Franklin E. McBride and J Lillian Wheeler Marriage Record

It’s unclear how long Julia, or J Lillian, as she is referred to in most texts, and Franklin stayed in Ohio, but sometime in 1888-1889 they set sail from San Francisco to China as part of the American Board of Commissioners of Foreign Missions.   According to the Harvard Library Archives, “The American Board of Commissioners for Foreign Missions was founded in 1810; the first organized missionary society in the United States. By the time of its centenary in 1910, the Board was responsible for 102 mission stations and a missionary staff of 600 in India, Ceylon, West Central Africa (Angola), South Africa and Rhodesia, Asiatic and European Turkey, four different regions in China, Japan, Micronesia, the Philippines, and the ‘Papal lands’ of Mexico, Spain and Austria.”[1]

The McBride’s were part of the North China Mission in Kalgan, in an almanac for the American Board of Commissioners of Foreign Missions in 1887 it gave a description, saying “The North China Mission lies within the provinces of Chihli and Shantung. One station, Kalgan is on the border of Mongolia.  The Mission has seven stations, twenty-nine out-stations, fourteen ordained missionaries, two male physicians, two female physicians, sixteen wives of missionaries and three other women.”[2]

Tragedy struck in 1890 when Franklin died of typhus fever.  In The Missionary Herald for 1890 is says, “On July 31, a Telegram was received at the Mission Rooms from Shanghai, announcing the death of Dr.
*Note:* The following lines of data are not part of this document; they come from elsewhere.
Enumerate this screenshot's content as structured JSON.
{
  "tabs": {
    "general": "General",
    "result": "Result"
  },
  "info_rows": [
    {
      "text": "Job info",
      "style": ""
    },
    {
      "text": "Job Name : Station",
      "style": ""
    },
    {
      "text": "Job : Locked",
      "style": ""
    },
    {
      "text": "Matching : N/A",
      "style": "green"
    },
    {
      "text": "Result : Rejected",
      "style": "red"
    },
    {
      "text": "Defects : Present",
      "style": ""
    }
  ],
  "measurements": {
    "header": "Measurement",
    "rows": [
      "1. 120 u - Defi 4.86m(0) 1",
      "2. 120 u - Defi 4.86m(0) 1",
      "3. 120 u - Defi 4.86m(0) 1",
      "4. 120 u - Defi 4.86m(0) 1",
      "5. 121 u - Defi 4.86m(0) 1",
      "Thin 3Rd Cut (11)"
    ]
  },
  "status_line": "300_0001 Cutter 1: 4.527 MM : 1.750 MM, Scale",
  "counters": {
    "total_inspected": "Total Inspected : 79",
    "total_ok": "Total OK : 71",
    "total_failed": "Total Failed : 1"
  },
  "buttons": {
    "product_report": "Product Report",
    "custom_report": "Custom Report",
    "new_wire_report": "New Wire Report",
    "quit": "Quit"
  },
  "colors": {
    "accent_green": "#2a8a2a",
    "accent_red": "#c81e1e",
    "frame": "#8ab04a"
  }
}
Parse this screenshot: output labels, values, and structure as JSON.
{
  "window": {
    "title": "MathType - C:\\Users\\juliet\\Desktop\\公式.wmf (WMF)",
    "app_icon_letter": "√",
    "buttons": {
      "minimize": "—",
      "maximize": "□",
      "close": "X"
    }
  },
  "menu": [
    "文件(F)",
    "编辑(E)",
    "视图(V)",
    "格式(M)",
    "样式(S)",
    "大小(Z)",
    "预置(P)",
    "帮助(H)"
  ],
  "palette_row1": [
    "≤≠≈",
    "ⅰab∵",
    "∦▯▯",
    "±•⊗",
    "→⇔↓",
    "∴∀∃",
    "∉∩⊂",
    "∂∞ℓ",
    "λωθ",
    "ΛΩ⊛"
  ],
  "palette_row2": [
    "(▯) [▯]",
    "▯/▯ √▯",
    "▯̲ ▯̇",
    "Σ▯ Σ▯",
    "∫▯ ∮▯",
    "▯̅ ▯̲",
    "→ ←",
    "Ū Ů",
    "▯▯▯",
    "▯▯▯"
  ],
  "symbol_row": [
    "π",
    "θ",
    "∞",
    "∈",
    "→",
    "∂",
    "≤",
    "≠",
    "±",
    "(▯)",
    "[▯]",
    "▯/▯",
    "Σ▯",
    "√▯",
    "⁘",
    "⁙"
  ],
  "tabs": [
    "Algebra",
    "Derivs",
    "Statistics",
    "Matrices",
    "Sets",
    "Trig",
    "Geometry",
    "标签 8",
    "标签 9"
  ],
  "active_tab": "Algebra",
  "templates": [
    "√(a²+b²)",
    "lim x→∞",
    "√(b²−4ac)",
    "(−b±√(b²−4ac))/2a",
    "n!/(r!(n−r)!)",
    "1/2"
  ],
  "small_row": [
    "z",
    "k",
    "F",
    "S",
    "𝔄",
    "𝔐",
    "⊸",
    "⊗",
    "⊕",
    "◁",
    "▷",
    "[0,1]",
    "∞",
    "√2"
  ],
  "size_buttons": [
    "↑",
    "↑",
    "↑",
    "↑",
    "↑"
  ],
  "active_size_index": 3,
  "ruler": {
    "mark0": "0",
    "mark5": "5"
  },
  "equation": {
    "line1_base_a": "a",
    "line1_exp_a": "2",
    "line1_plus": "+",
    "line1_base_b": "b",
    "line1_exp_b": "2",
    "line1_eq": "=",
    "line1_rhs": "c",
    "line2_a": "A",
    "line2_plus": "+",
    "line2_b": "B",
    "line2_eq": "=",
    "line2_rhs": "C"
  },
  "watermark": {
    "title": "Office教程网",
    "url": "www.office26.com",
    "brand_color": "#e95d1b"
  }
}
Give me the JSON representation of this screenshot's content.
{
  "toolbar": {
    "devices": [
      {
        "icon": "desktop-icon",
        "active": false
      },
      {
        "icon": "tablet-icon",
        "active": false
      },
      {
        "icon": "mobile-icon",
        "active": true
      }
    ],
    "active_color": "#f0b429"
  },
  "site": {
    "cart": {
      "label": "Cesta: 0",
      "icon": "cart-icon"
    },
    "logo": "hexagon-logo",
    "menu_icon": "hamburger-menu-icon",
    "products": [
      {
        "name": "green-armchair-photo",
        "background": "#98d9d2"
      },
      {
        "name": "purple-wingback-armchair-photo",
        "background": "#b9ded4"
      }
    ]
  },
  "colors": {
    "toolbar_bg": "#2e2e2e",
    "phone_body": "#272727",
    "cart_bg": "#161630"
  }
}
McBride, of Kalgan, July 6, of typhus fever.  It is hardly a year since Dr. McBride and his young wife sailed from San Francisco for North China, full of ardent hope for a life-service in that empire.“[3]  This was also recorded in the Richland Shield and Banner on August 9, 1890, saying “Washington McBride received the sad intelligence today that his son, Dr. F.E. McBride, died in China on the 6th of typhus fever. He was medical missionary to China, having been sent there by the American Board of Foreign Missions about a year ago. He was 28 years of age and a most promising young man.” Franklin’s body was returned home and he is buried next to his brother who had died two years earlier.
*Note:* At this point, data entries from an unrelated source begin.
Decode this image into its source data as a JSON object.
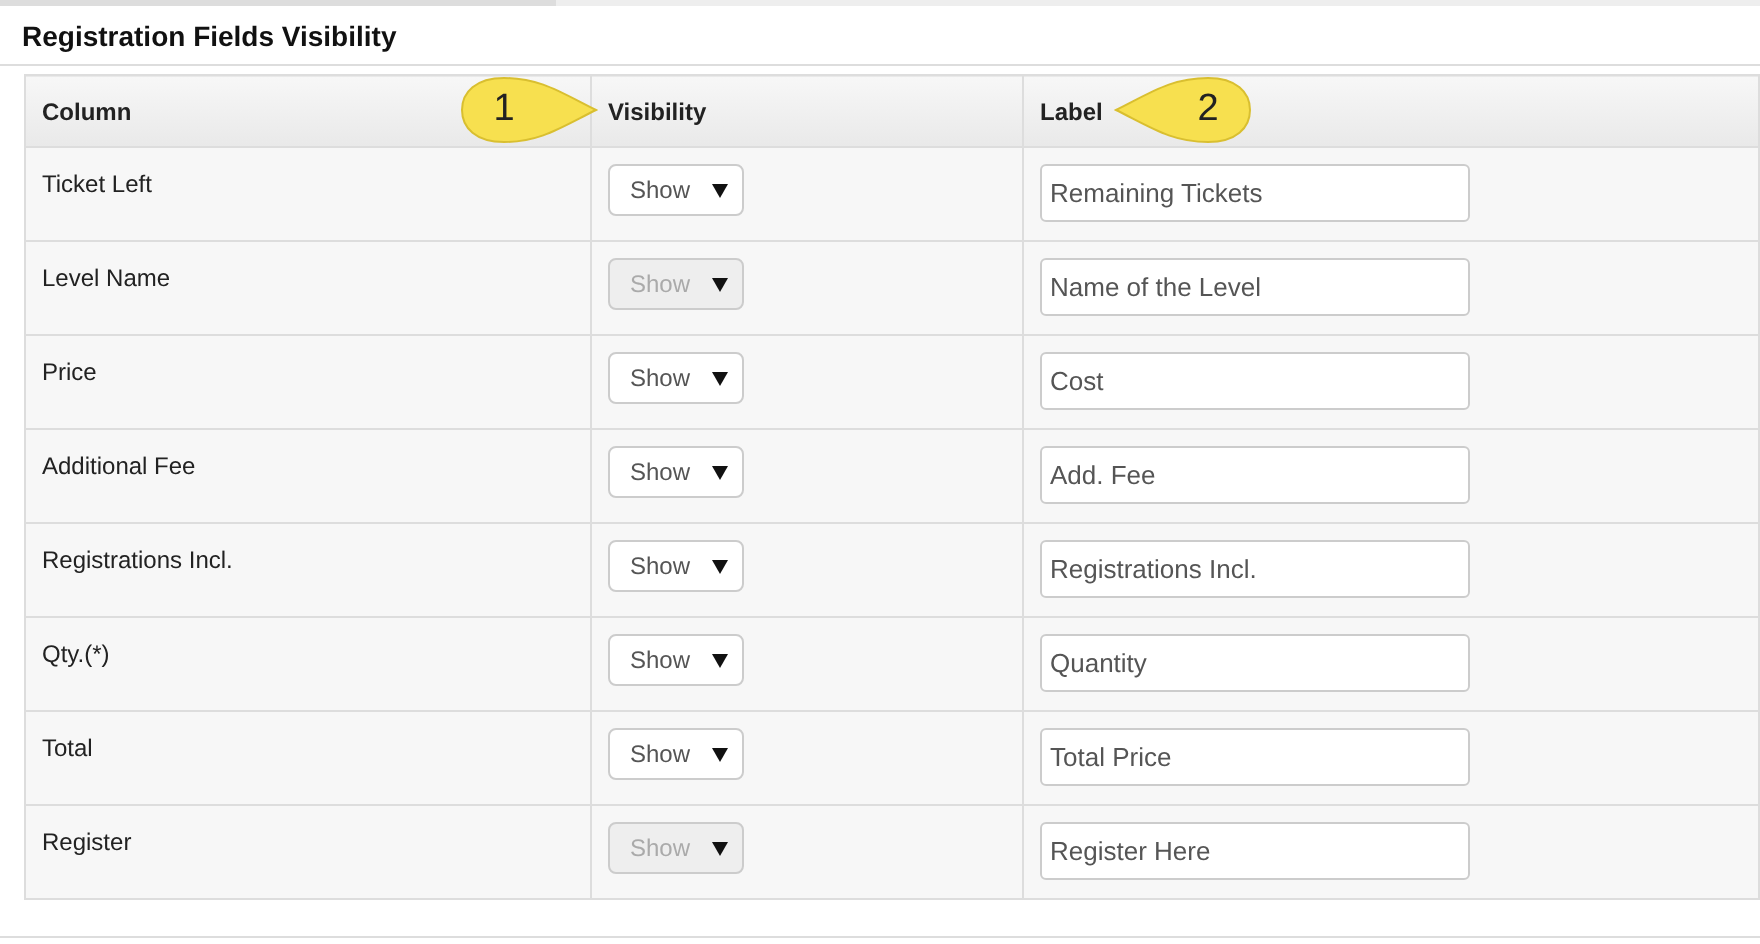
{
  "panel": {
    "title": "Registration Fields Visibility"
  },
  "table": {
    "columns": [
      "Column",
      "Visibility",
      "Label"
    ],
    "rows": [
      {
        "column": "Ticket Left",
        "visibility": "Show",
        "disabled": false,
        "label": "Remaining Tickets"
      },
      {
        "column": "Level Name",
        "visibility": "Show",
        "disabled": true,
        "label": "Name of the Level"
      },
      {
        "column": "Price",
        "visibility": "Show",
        "disabled": false,
        "label": "Cost"
      },
      {
        "column": "Additional Fee",
        "visibility": "Show",
        "disabled": false,
        "label": "Add. Fee"
      },
      {
        "column": "Registrations Incl.",
        "visibility": "Show",
        "disabled": false,
        "label": "Registrations Incl."
      },
      {
        "column": "Qty.(*)",
        "visibility": "Show",
        "disabled": false,
        "label": "Quantity"
      },
      {
        "column": "Total",
        "visibility": "Show",
        "disabled": false,
        "label": "Total Price"
      },
      {
        "column": "Register",
        "visibility": "Show",
        "disabled": true,
        "label": "Register Here"
      }
    ]
  },
  "callouts": [
    {
      "text": "1",
      "kind": "right"
    },
    {
      "text": "2",
      "kind": "left"
    }
  ]
}
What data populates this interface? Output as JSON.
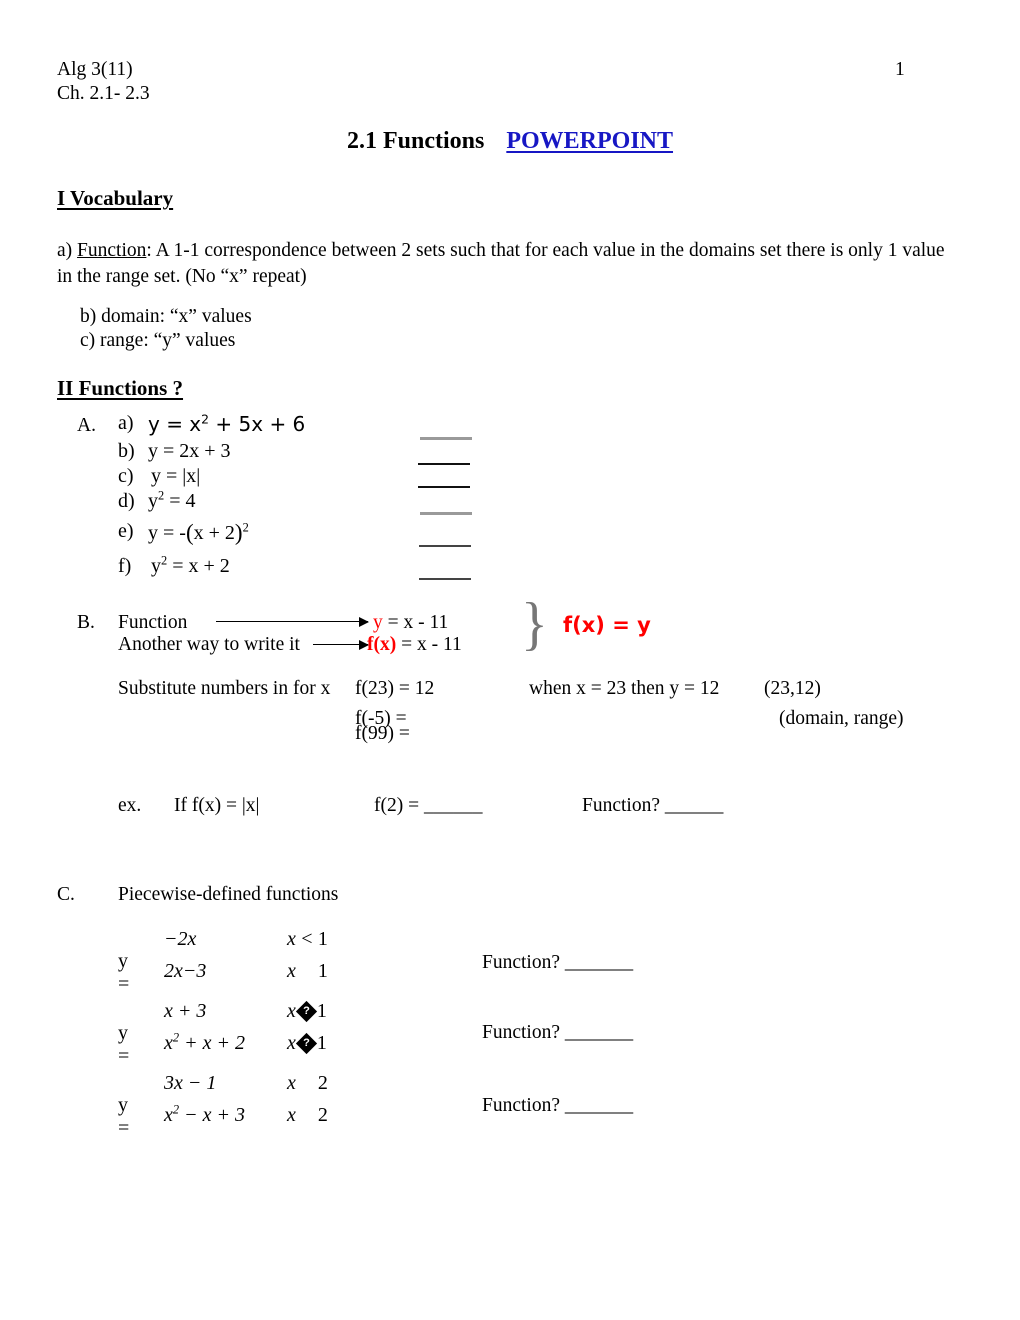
{
  "header": {
    "course": "Alg 3(11)",
    "chapter": "Ch. 2.1- 2.3",
    "page_number": "1"
  },
  "title": {
    "main": "2.1  Functions",
    "link": "POWERPOINT",
    "link_color": "#1717C4"
  },
  "sections": {
    "vocabulary": {
      "heading": "I  Vocabulary",
      "item_a_marker": "a)",
      "item_a_term": "Function",
      "item_a_text": ":  A 1-1 correspondence between 2 sets such that for each value in the domains set there is only 1 value in the range set.  (No “x” repeat)",
      "item_b": "b)  domain:  “x” values",
      "item_c": "c)  range:    “y” values"
    },
    "functions_q": {
      "heading": "II  Functions ?",
      "part_a": {
        "label": "A.",
        "items": [
          {
            "marker": "a)",
            "equation": "y = x² + 5x + 6",
            "blank": "_____"
          },
          {
            "marker": "b)",
            "equation": "y = 2x + 3",
            "blank": "_____"
          },
          {
            "marker": "c)",
            "equation": "y = |x|",
            "blank": "_____"
          },
          {
            "marker": "d)",
            "equation": "y² = 4",
            "blank": "_____"
          },
          {
            "marker": "e)",
            "equation": "y = -(x + 2)²",
            "blank": "_____"
          },
          {
            "marker": "f)",
            "equation": "y² = x + 2",
            "blank": "_____"
          }
        ]
      },
      "part_b": {
        "label": "B.",
        "row1_label": "Function",
        "row2_label": "Another way to write it",
        "row1_lhs": "y",
        "row1_rhs": "= x - 11",
        "row2_lhs": "f(x)",
        "row2_rhs": "= x - 11",
        "brace_note": "f(x)  =  y",
        "brace_note_color": "#FF0000",
        "substitute_label": "Substitute numbers in for x",
        "evaluations": [
          "f(23) = 12",
          "f(-5)  =",
          "f(99) ="
        ],
        "when_text": "when x = 23  then y = 12",
        "pair": "(23,12)",
        "pair_meaning": "(domain, range)",
        "example": {
          "marker": "ex.",
          "given": "If f(x) = |x|",
          "evaluate": "f(2) = ______",
          "question": "Function?  ______"
        }
      },
      "part_c": {
        "label": "C.",
        "heading": "Piecewise-defined functions",
        "pieces": [
          {
            "y_label": "y =",
            "line1_expr": "−2x",
            "line1_cond_var": "x",
            "line1_cond_op": "<",
            "line1_cond_val": "1",
            "line2_expr": "2x−3",
            "line2_cond_var": "x",
            "line2_cond_op": "",
            "line2_cond_val": "1",
            "question": "Function? _______"
          },
          {
            "y_label": "y =",
            "line1_expr": "x + 3",
            "line1_cond_var": "x",
            "line1_cond_op": "�",
            "line1_cond_val": "1",
            "line2_expr": "x² + x + 2",
            "line2_cond_var": "x",
            "line2_cond_op": "�",
            "line2_cond_val": "1",
            "question": "Function? _______"
          },
          {
            "y_label": "y =",
            "line1_expr": "3x − 1",
            "line1_cond_var": "x",
            "line1_cond_op": "",
            "line1_cond_val": "2",
            "line2_expr": "x² − x + 3",
            "line2_cond_var": "x",
            "line2_cond_op": "",
            "line2_cond_val": "2",
            "question": "Function? _______"
          }
        ]
      }
    }
  }
}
It’s obvious the work done in China had made an impact on J Lillian McBride.  She made her way to Philadelphia and received her diploma from the Women’s Medical College of Pennsylvania Tuesday, May 8, 1894.  After this she immediately returned to Mansfield and started her practice.  In the 1895-96 Mansfield, Ohio directory, J Lillian McBride is listed as a physician located at 53 W. Fourth St.  In 1897-98 she moved to 34 West Fourth St., then to 181 South Diamond around 1904, and finally to 46 West Third Street in 1908-09.  She practiced there until around 1920 or 1921.  The last mention of her in the local paper was April 21, 1921, saying she was moving to West Carrolton in Montgomery County, Ohio.

JLMAd

Advertisement in the 1908-09 Mansfield City Directory

In addition to being one of the first female physicians in the area, Dr. McBride was also an elected official in many of the medical organizations in the county, including secretary and treasurer of the North East Ohio Medical Society.  She was also the first woman to serve on the Mansfield Board of Education from 1911-1915.
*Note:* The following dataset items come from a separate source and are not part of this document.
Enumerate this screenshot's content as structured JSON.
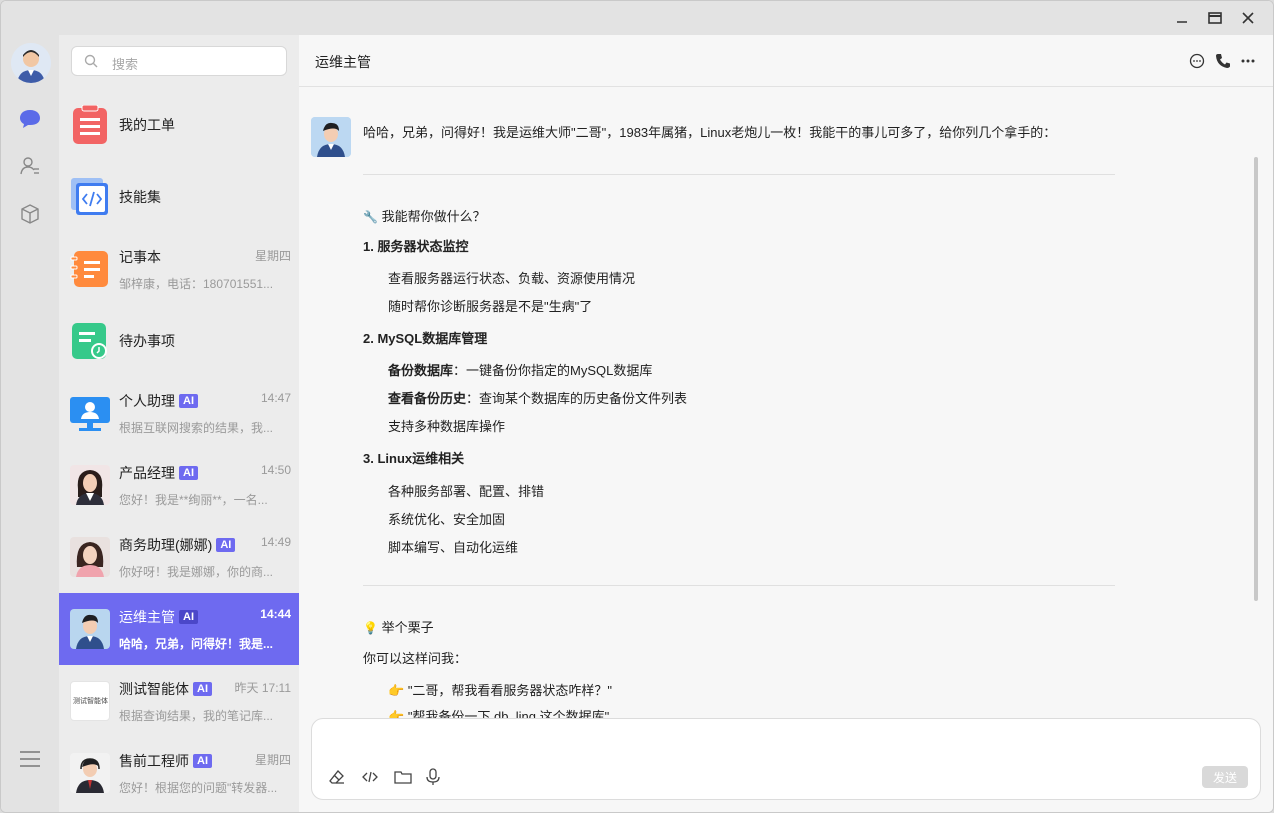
{
  "window": {
    "controls": [
      "minimize-icon",
      "maximize-icon",
      "close-icon"
    ]
  },
  "rail": {
    "icons": [
      "chat-icon",
      "contacts-icon",
      "box-icon"
    ],
    "menu_icon": "menu-icon"
  },
  "search": {
    "placeholder": "搜索"
  },
  "conversations": [
    {
      "name": "我的工单",
      "ai": false,
      "time": "",
      "preview": ""
    },
    {
      "name": "技能集",
      "ai": false,
      "time": "",
      "preview": ""
    },
    {
      "name": "记事本",
      "ai": false,
      "time": "星期四",
      "preview": "邹梓康，电话：180701551..."
    },
    {
      "name": "待办事项",
      "ai": false,
      "time": "",
      "preview": ""
    },
    {
      "name": "个人助理",
      "ai": true,
      "ai_label": "AI",
      "time": "14:47",
      "preview": "根据互联网搜索的结果，我..."
    },
    {
      "name": "产品经理",
      "ai": true,
      "ai_label": "AI",
      "time": "14:50",
      "preview": "您好！我是**绚丽**，一名..."
    },
    {
      "name": "商务助理(娜娜)",
      "ai": true,
      "ai_label": "AI",
      "time": "14:49",
      "preview": "你好呀！我是娜娜，你的商..."
    },
    {
      "name": "运维主管",
      "ai": true,
      "ai_label": "AI",
      "time": "14:44",
      "preview": "哈哈，兄弟，问得好！我是...",
      "active": true
    },
    {
      "name": "测试智能体",
      "ai": true,
      "ai_label": "AI",
      "time": "昨天 17:11",
      "preview": "根据查询结果，我的笔记库...",
      "icon_text": "测试智能体"
    },
    {
      "name": "售前工程师",
      "ai": true,
      "ai_label": "AI",
      "time": "星期四",
      "preview": "您好！根据您的问题\"转发器..."
    }
  ],
  "chat": {
    "title": "运维主管",
    "intro": "哈哈，兄弟，问得好！我是运维大师\"二哥\"，1983年属猪，Linux老炮儿一枚！我能干的事儿可多了，给你列几个拿手的：",
    "section_help": "我能帮你做什么？",
    "h1": "1. 服务器状态监控",
    "h1_items": [
      "查看服务器运行状态、负载、资源使用情况",
      "随时帮你诊断服务器是不是\"生病\"了"
    ],
    "h2": "2. MySQL数据库管理",
    "h2_b1": "备份数据库",
    "h2_t1": "：一键备份你指定的MySQL数据库",
    "h2_b2": "查看备份历史",
    "h2_t2": "：查询某个数据库的历史备份文件列表",
    "h2_t3": "支持多种数据库操作",
    "h3": "3. Linux运维相关",
    "h3_items": [
      "各种服务部署、配置、排错",
      "系统优化、安全加固",
      "脚本编写、自动化运维"
    ],
    "example_title": "举个栗子",
    "example_lead": "你可以这样问我：",
    "examples": [
      "\"二哥，帮我看看服务器状态咋样？\"",
      "\"帮我备份一下 db_ling 这个数据库\""
    ]
  },
  "composer": {
    "send_label": "发送",
    "tools": [
      "eraser-icon",
      "code-icon",
      "folder-icon",
      "mic-icon"
    ]
  },
  "colors": {
    "accent": "#6e6af0"
  }
}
For now, it’s unknown what happened to Dr. McBride after she left Mansfield, Ohio.  A family tree on Ancesty.com has her death listed as November 12, 1951, but no sources to verify this information.  Some further research through records in Montgomery County may turn up even more achievements for this woman, who was a pioneer in her field and, based on the other offices she held and boards she served on, a respected citizen of Richland County.